Le parole gli uscirono smozzicate dalla bocca senza denti, ma gli occhi gli s’incupirono di autentico furore. “Ho torto o ragione, Padre? Dimmelo tu!”

Il Gesuita gli voleva bene: se lo ricordava uomo già fatto, anzi già curvo per il continuo girovagare e raccattare quando lui stesso era un ragazzo che tirava sassate ai passeri; e gli era anche grato perché sapeva che quando vendeva un suo decotto alle donnette diceva sempre che senza tante o tanti “Ave Maria” o

“Gloriapatri” esso sarebbe rimasto inoperoso; il suo prudente cervello, poi, voleva ignorare che cosa ci fosse veramente negli intrugli e per quali speranze venissero richiesti.

“Avete ragione, don Pietrine, cento volte ragione. E come no? Ma se non prendono i soldi a voi e agli altri poveretti come voi dove li trovano per fare la guerra al Papa e rubargli ciò che gli appartiene?”

La conversazione si dilungava sotto la mite luce vacillante per il vento che riusciva a sorpassare le imposte massicce. Padre Pirrone spaziava nelle future inevitabili confische dei beni ecclesiastici: addio allora il mite dominio dell’Abbazia qui intorno; addio le zuppe distribuite durante gli inverni duri; e quando il più giovane degli Schirò ebbe l’imprudenza di dire che forse così alcuni contadini poveri avrebbero avuto un loro fondicello, la sua voce s’inaridì nel più deciso disprezzo. “Lo vedrete, don Antonino, lo vedrete. Il Sindaco comprerà tutto, pagherà le prime rate, e chi si è visto si è visto. Così di già è avvenuto in Piemonte.”

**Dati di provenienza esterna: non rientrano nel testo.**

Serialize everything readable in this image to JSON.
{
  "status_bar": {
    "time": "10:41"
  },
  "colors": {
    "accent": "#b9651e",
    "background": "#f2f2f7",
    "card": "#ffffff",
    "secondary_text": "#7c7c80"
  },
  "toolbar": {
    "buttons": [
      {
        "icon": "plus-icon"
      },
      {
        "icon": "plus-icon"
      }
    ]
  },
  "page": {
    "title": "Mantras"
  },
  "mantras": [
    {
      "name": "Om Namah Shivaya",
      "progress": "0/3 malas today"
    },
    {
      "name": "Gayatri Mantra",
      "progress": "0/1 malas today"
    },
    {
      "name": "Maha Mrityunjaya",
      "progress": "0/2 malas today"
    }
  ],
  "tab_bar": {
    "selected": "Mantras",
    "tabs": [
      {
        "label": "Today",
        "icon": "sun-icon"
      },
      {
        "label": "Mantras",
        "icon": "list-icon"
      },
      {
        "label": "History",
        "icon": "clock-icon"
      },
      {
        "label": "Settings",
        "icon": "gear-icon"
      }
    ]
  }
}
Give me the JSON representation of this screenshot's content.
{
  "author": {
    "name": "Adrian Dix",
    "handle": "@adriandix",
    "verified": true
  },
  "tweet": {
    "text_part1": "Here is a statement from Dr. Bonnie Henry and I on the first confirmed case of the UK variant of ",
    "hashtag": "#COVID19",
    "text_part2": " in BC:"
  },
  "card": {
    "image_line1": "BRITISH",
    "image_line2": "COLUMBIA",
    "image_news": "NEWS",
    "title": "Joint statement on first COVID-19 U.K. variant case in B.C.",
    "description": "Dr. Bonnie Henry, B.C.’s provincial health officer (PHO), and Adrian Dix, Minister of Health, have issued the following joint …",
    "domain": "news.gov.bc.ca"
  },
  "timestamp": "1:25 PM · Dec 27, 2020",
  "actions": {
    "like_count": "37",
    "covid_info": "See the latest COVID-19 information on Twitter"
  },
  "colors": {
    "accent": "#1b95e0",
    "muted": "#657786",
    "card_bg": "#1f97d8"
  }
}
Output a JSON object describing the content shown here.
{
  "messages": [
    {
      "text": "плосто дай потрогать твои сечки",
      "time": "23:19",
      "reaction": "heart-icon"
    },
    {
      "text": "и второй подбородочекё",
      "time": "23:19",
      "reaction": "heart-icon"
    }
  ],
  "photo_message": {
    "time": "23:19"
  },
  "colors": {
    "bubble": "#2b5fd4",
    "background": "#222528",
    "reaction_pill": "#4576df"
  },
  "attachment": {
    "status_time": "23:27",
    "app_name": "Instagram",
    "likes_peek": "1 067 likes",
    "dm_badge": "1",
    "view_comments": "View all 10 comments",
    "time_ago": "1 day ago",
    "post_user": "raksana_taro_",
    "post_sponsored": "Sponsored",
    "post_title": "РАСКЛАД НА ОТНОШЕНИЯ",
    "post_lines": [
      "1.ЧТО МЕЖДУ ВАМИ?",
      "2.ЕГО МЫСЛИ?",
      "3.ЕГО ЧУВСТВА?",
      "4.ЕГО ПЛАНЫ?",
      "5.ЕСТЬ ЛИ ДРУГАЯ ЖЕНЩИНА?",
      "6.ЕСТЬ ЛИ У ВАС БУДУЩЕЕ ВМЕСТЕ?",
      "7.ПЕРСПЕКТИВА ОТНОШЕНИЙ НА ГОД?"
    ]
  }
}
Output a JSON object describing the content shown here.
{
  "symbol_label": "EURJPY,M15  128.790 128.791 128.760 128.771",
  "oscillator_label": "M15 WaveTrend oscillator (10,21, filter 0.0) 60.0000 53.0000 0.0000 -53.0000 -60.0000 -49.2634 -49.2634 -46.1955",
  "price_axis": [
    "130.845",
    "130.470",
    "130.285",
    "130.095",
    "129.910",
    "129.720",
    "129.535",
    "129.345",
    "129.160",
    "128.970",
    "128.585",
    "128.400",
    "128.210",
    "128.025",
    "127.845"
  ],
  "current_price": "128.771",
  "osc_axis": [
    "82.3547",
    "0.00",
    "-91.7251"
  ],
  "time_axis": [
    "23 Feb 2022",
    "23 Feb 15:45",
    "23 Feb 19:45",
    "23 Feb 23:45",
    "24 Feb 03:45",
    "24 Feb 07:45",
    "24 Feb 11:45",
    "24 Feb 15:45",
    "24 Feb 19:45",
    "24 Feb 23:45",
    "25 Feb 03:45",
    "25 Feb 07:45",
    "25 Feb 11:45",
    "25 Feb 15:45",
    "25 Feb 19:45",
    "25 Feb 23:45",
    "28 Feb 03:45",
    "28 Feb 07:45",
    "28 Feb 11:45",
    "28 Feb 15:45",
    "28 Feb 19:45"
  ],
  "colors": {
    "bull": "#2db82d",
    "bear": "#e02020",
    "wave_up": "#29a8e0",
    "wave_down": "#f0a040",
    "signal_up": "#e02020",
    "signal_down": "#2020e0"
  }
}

Finirono con l’andarsene, assai più accigliati di quando erano venuti e provvisti di mormorazioni per due mesi; rimase soltanto l’erbuario che quella notte non sarebbe andato a letto perché era luna nuova e doveva andare a raccogliere il 131

rosamarino sulle rocce dei Pietrazzi; aveva portato con sé il lanternino e si sarebbe incamminato appena uscito.